Novavax and J&J results should serve signal those in the global scientific community — including vaccine makers and regulators — to prepare, in case the B.1.351 variant or some other form of SARS-2 is able to “escape” immune protection in ways the trial data do not yet show. Vaccines appeared to guard against severe disease from B.1.351 during the trial, but it is uncertain whether people will carry that protection for a long period.
What about the Moderna and Pfizer vaccines?
The clinical trials of the two vaccines authorized in the U.S. — the Moderna and Pfizer-BioNTech products — were completed before COVID variants of concern appeared. Consequently, there is no clinical data on how effective the shots are against B.1.351.

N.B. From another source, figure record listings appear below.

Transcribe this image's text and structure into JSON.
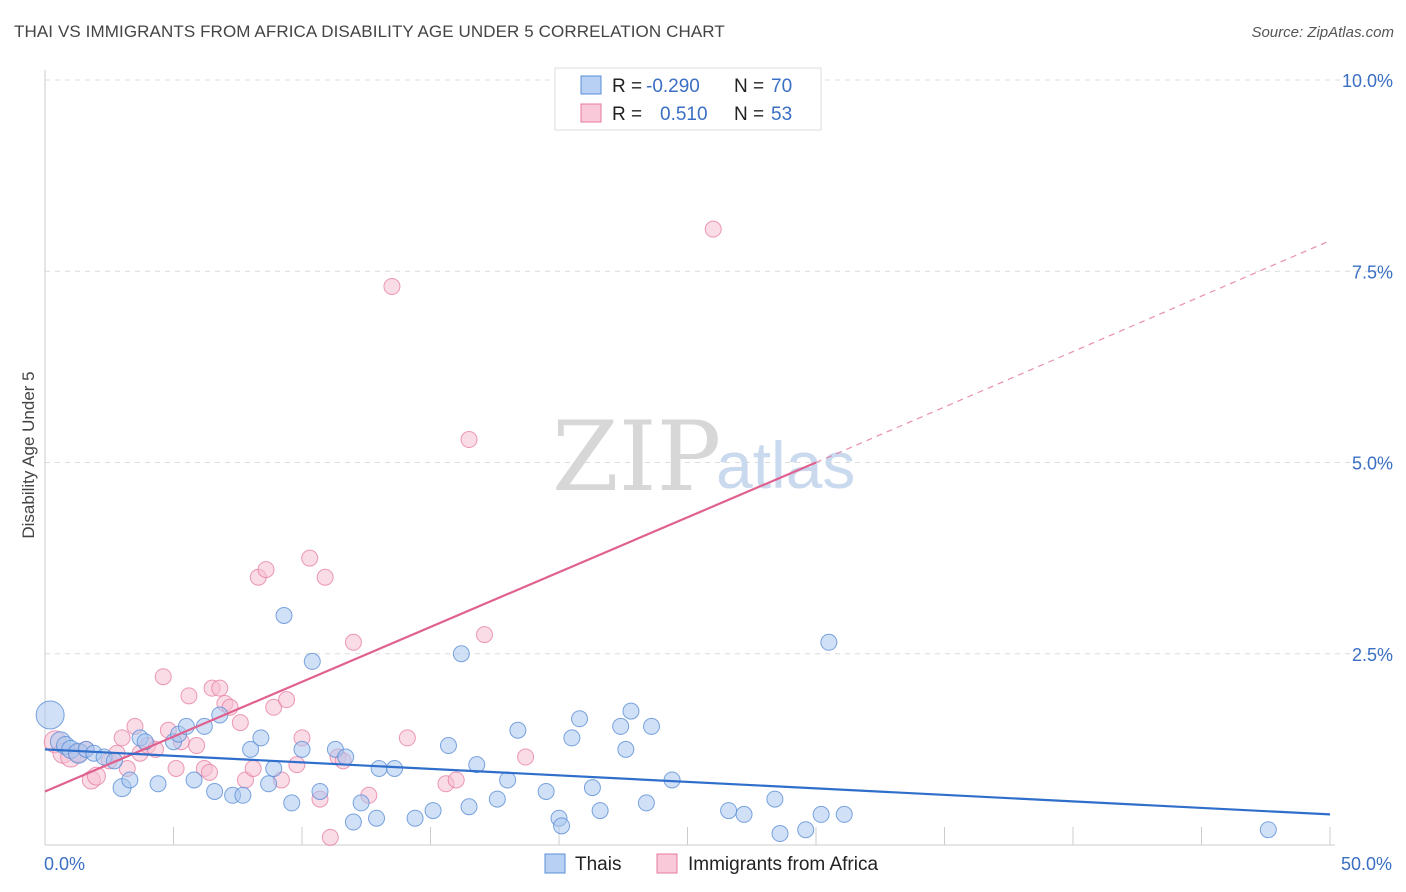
{
  "title": "THAI VS IMMIGRANTS FROM AFRICA DISABILITY AGE UNDER 5 CORRELATION CHART",
  "source": "Source: ZipAtlas.com",
  "watermark": {
    "zip": "ZIP",
    "atlas": "atlas"
  },
  "colors": {
    "blue": "#5b8fd6",
    "blue_fill": "#a9c6ef",
    "blue_line": "#2f6fcb",
    "pink": "#e67aa0",
    "pink_fill": "#f6bfd2",
    "pink_line": "#e0608f",
    "tick": "#3a6fc4"
  },
  "legend": {
    "rows": [
      {
        "r_label": "R =",
        "r_value": "-0.290",
        "n_label": "N =",
        "n_value": "70"
      },
      {
        "r_label": "R =",
        "r_value": "0.510",
        "n_label": "N =",
        "n_value": "53"
      }
    ]
  },
  "bottom_legend": [
    {
      "label": "Thais"
    },
    {
      "label": "Immigrants from Africa"
    }
  ],
  "chart_data": {
    "type": "scatter",
    "ylabel": "Disability Age Under 5",
    "xlim": [
      0,
      50
    ],
    "ylim": [
      0,
      10
    ],
    "x_tick_labels": [
      "0.0%",
      "50.0%"
    ],
    "y_tick_labels": [
      "2.5%",
      "5.0%",
      "7.5%",
      "10.0%"
    ],
    "y_ticks": [
      2.5,
      5.0,
      7.5,
      10.0
    ],
    "grid": "horizontal dashed",
    "legend_position": "top-center",
    "series": [
      {
        "name": "Thais",
        "trend": {
          "x0": 0,
          "y0": 1.25,
          "x1": 50,
          "y1": 0.4
        },
        "points": [
          [
            0.2,
            1.7,
            14
          ],
          [
            0.6,
            1.35,
            10
          ],
          [
            0.8,
            1.3,
            9
          ],
          [
            1.0,
            1.25,
            9
          ],
          [
            1.3,
            1.2,
            10
          ],
          [
            1.6,
            1.25,
            8
          ],
          [
            1.9,
            1.2,
            8
          ],
          [
            2.3,
            1.15,
            8
          ],
          [
            2.7,
            1.1,
            8
          ],
          [
            3.0,
            0.75,
            9
          ],
          [
            3.3,
            0.85,
            8
          ],
          [
            3.7,
            1.4,
            8
          ],
          [
            3.9,
            1.35,
            8
          ],
          [
            4.4,
            0.8,
            8
          ],
          [
            5.0,
            1.35,
            8
          ],
          [
            5.2,
            1.45,
            8
          ],
          [
            5.5,
            1.55,
            8
          ],
          [
            5.8,
            0.85,
            8
          ],
          [
            6.2,
            1.55,
            8
          ],
          [
            6.6,
            0.7,
            8
          ],
          [
            6.8,
            1.7,
            8
          ],
          [
            7.3,
            0.65,
            8
          ],
          [
            7.7,
            0.65,
            8
          ],
          [
            8.0,
            1.25,
            8
          ],
          [
            8.4,
            1.4,
            8
          ],
          [
            8.7,
            0.8,
            8
          ],
          [
            8.9,
            1.0,
            8
          ],
          [
            9.3,
            3.0,
            8
          ],
          [
            9.6,
            0.55,
            8
          ],
          [
            10.0,
            1.25,
            8
          ],
          [
            10.4,
            2.4,
            8
          ],
          [
            10.7,
            0.7,
            8
          ],
          [
            11.3,
            1.25,
            8
          ],
          [
            11.7,
            1.15,
            8
          ],
          [
            12.0,
            0.3,
            8
          ],
          [
            12.3,
            0.55,
            8
          ],
          [
            12.9,
            0.35,
            8
          ],
          [
            13.0,
            1.0,
            8
          ],
          [
            13.6,
            1.0,
            8
          ],
          [
            14.4,
            0.35,
            8
          ],
          [
            15.1,
            0.45,
            8
          ],
          [
            15.7,
            1.3,
            8
          ],
          [
            16.2,
            2.5,
            8
          ],
          [
            16.5,
            0.5,
            8
          ],
          [
            16.8,
            1.05,
            8
          ],
          [
            17.6,
            0.6,
            8
          ],
          [
            18.0,
            0.85,
            8
          ],
          [
            18.4,
            1.5,
            8
          ],
          [
            19.5,
            0.7,
            8
          ],
          [
            20.0,
            0.35,
            8
          ],
          [
            20.1,
            0.25,
            8
          ],
          [
            20.5,
            1.4,
            8
          ],
          [
            20.8,
            1.65,
            8
          ],
          [
            21.3,
            0.75,
            8
          ],
          [
            21.6,
            0.45,
            8
          ],
          [
            22.4,
            1.55,
            8
          ],
          [
            22.6,
            1.25,
            8
          ],
          [
            22.8,
            1.75,
            8
          ],
          [
            23.4,
            0.55,
            8
          ],
          [
            23.6,
            1.55,
            8
          ],
          [
            24.4,
            0.85,
            8
          ],
          [
            26.6,
            0.45,
            8
          ],
          [
            27.2,
            0.4,
            8
          ],
          [
            28.4,
            0.6,
            8
          ],
          [
            28.6,
            0.15,
            8
          ],
          [
            29.6,
            0.2,
            8
          ],
          [
            30.2,
            0.4,
            8
          ],
          [
            30.5,
            2.65,
            8
          ],
          [
            31.1,
            0.4,
            8
          ],
          [
            47.6,
            0.2,
            8
          ]
        ]
      },
      {
        "name": "Immigrants from Africa",
        "trend": {
          "x0": 0,
          "y0": 0.7,
          "x1": 30,
          "y1": 5.0,
          "dash_x1": 50,
          "dash_y1": 7.9
        },
        "points": [
          [
            0.4,
            1.35,
            11
          ],
          [
            0.7,
            1.2,
            10
          ],
          [
            1.0,
            1.15,
            10
          ],
          [
            1.3,
            1.2,
            9
          ],
          [
            1.6,
            1.25,
            8
          ],
          [
            1.8,
            0.85,
            9
          ],
          [
            2.0,
            0.9,
            9
          ],
          [
            2.5,
            1.1,
            8
          ],
          [
            2.8,
            1.2,
            8
          ],
          [
            3.0,
            1.4,
            8
          ],
          [
            3.2,
            1.0,
            8
          ],
          [
            3.5,
            1.55,
            8
          ],
          [
            3.7,
            1.2,
            8
          ],
          [
            4.0,
            1.3,
            8
          ],
          [
            4.3,
            1.25,
            8
          ],
          [
            4.6,
            2.2,
            8
          ],
          [
            4.8,
            1.5,
            8
          ],
          [
            5.1,
            1.0,
            8
          ],
          [
            5.3,
            1.35,
            8
          ],
          [
            5.6,
            1.95,
            8
          ],
          [
            5.9,
            1.3,
            8
          ],
          [
            6.2,
            1.0,
            8
          ],
          [
            6.4,
            0.95,
            8
          ],
          [
            6.5,
            2.05,
            8
          ],
          [
            6.8,
            2.05,
            8
          ],
          [
            7.0,
            1.85,
            8
          ],
          [
            7.2,
            1.8,
            8
          ],
          [
            7.6,
            1.6,
            8
          ],
          [
            7.8,
            0.85,
            8
          ],
          [
            8.1,
            1.0,
            8
          ],
          [
            8.3,
            3.5,
            8
          ],
          [
            8.6,
            3.6,
            8
          ],
          [
            8.9,
            1.8,
            8
          ],
          [
            9.2,
            0.85,
            8
          ],
          [
            9.4,
            1.9,
            8
          ],
          [
            9.8,
            1.05,
            8
          ],
          [
            10.0,
            1.4,
            8
          ],
          [
            10.3,
            3.75,
            8
          ],
          [
            10.7,
            0.6,
            8
          ],
          [
            10.9,
            3.5,
            8
          ],
          [
            11.1,
            0.1,
            8
          ],
          [
            11.4,
            1.15,
            8
          ],
          [
            11.6,
            1.1,
            8
          ],
          [
            12.0,
            2.65,
            8
          ],
          [
            13.5,
            7.3,
            8
          ],
          [
            14.1,
            1.4,
            8
          ],
          [
            15.6,
            0.8,
            8
          ],
          [
            16.0,
            0.85,
            8
          ],
          [
            16.5,
            5.3,
            8
          ],
          [
            17.1,
            2.75,
            8
          ],
          [
            18.7,
            1.15,
            8
          ],
          [
            26.0,
            8.05,
            8
          ],
          [
            12.6,
            0.65,
            8
          ]
        ]
      }
    ]
  }
}
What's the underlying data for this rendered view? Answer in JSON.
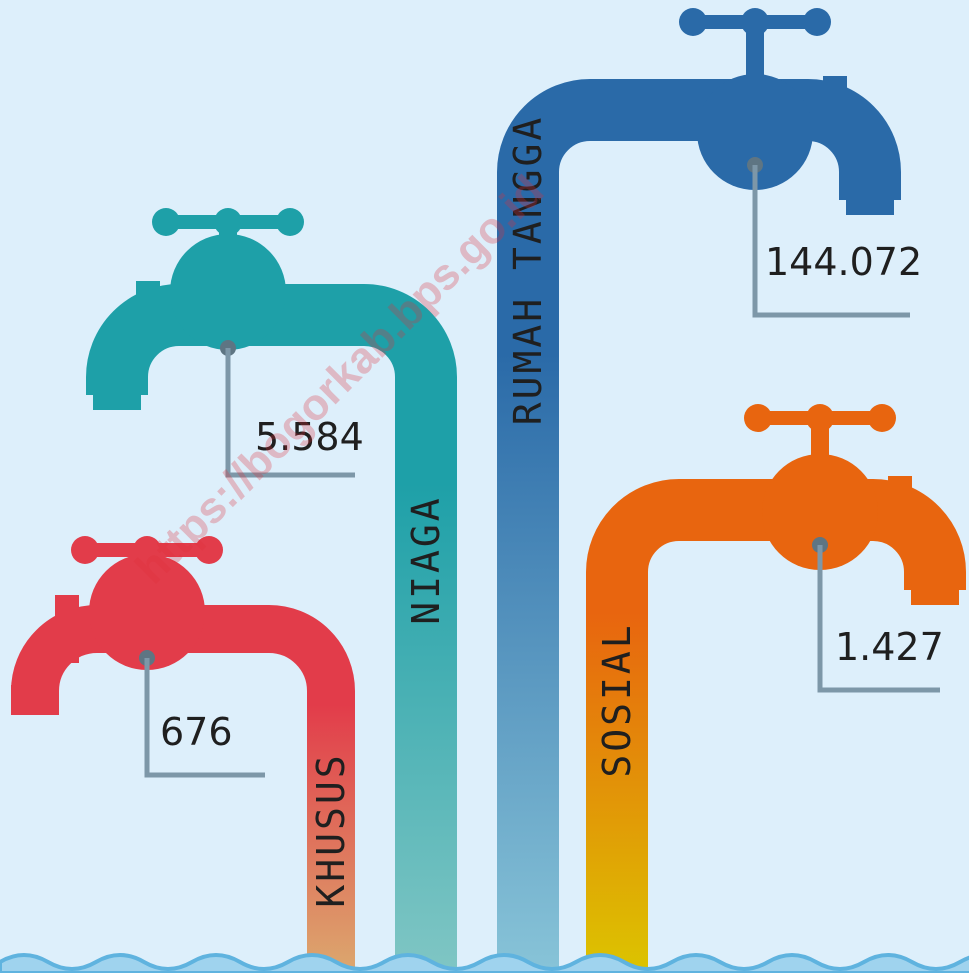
{
  "taps": [
    {
      "label": "KHUSUS",
      "value": "676"
    },
    {
      "label": "NIAGA",
      "value": "5.584"
    },
    {
      "label": "RUMAH TANGGA",
      "value": "144.072"
    },
    {
      "label": "SOSIAL",
      "value": "1.427"
    }
  ],
  "watermark": "https://bogorkab.bps.go.id"
}
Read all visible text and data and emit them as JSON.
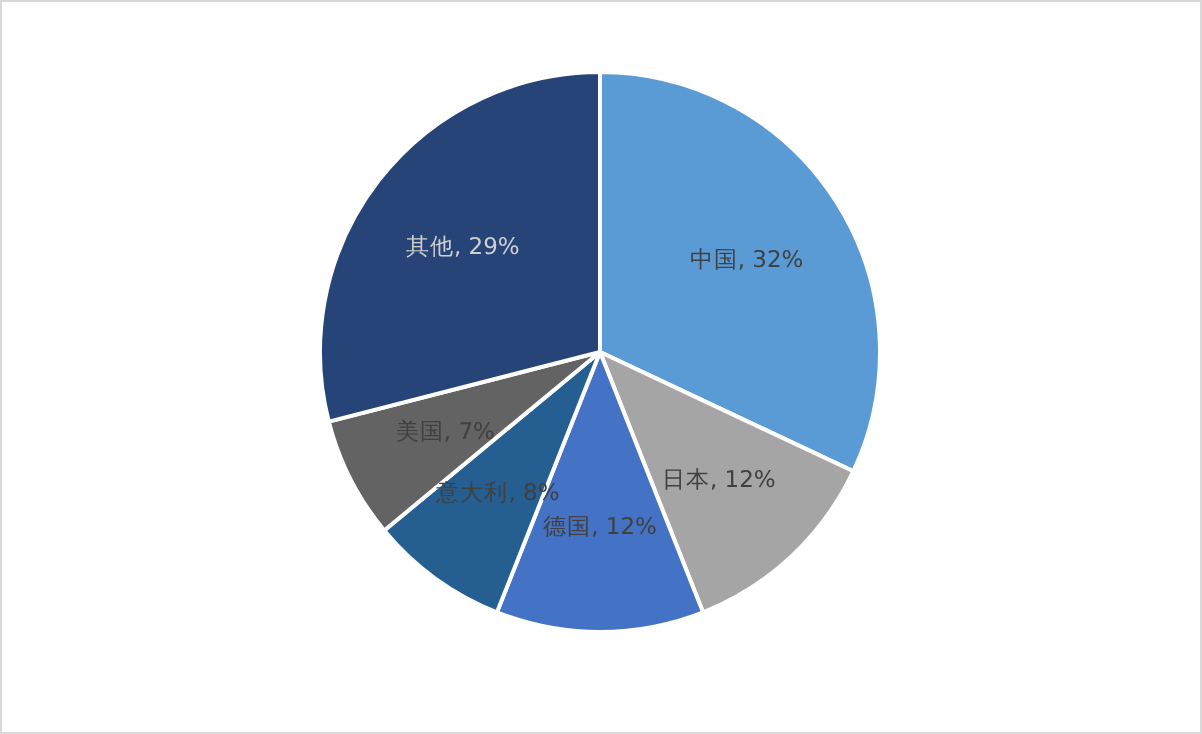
{
  "chart_data": {
    "type": "pie",
    "categories": [
      "中国",
      "日本",
      "德国",
      "意大利",
      "美国",
      "其他"
    ],
    "values": [
      32,
      12,
      12,
      8,
      7,
      29
    ],
    "value_labels": [
      "32%",
      "12%",
      "12%",
      "8%",
      "7%",
      "29%"
    ],
    "colors": [
      "#5b9bd5",
      "#a5a5a5",
      "#4472c4",
      "#255e91",
      "#636363",
      "#264478"
    ]
  }
}
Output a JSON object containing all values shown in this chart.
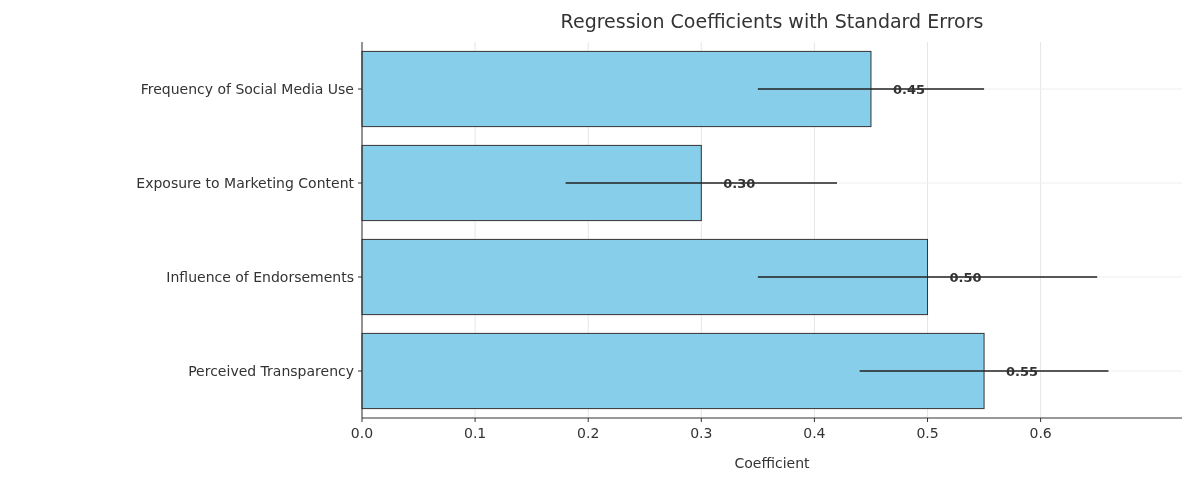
{
  "chart_data": {
    "type": "bar",
    "orientation": "horizontal",
    "title": "Regression Coefficients with Standard Errors",
    "xlabel": "Coefficient",
    "categories": [
      "Frequency of Social Media Use",
      "Exposure to Marketing Content",
      "Influence of Endorsements",
      "Perceived Transparency"
    ],
    "values": [
      0.45,
      0.3,
      0.5,
      0.55
    ],
    "errors": [
      0.1,
      0.12,
      0.15,
      0.11
    ],
    "value_labels": [
      "0.45",
      "0.30",
      "0.50",
      "0.55"
    ],
    "color": "#87ceeb",
    "xlim": [
      0,
      0.725
    ],
    "xticks": [
      {
        "value": 0,
        "label": "0.0"
      },
      0.1,
      0.2,
      0.3,
      0.4,
      0.5,
      0.6
    ],
    "grid": true
  }
}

Scientists have studied lab experiments showing how well neutralizing antibodies taken from people who’ve been vaccinated fight off the variants. So far, the companies have reported drops in the antibodies’ potency against B.1.351 or select mutations in the variant, but the message from them and other scientists has been that the shots produce such sky-high levels of defense that they can withstand some loss of response without really changing how well they protect people.
But scientists caution that it’s difficult to determine what those lab experiments mean for the real world. The experiments only look at neutralizing antibodies, while the immune response includes other types of antibodies as well as fighters like T cells.
But the drop in neutralizing antibody power in the experiments, combined with the drop in efficacy in the Novavax and J&J trials, leads some experts to think that if the Moderna or Pfizer vaccines were put up against B.1.351 in trials, they might also see declines in efficacy.
What’s next?
Currently, B.1.351 accounts for just a fraction of global Covid-19 infections. But already, researchers are exploring ways to update vaccines to better target it or other variants that appear. Vaccine makers have announced they’re studying strain-specific boosters or next-generation vaccines that could target multiple variants, and regulators have said they’re considering how to approve modified vaccines without requiring the full package of trials that new products have to fulfill.
B.1.351 is not the only variant that researchers worry could evade the immune response. Another variant identified first in Brazil, called P.1 shares some of the same mutations. There is preliminary evidence that both variants can slip past the protection generated after an initial Covid-19 case and reinfect people more easily than other SARS-2 types.
It remains imperative to vaccinate as many people as quickly as possible with the shots that are available, experts stress. If anything, the variants add pressure to pick up the global pace of vaccinations. The shots protect people from Covid-19. And, if they can help drive down and decrease the likelihood that other potentially dangerous variants emerge.
“We need to vaccinate even faster and even more,” Andersen said. “The vaccines are still effective.”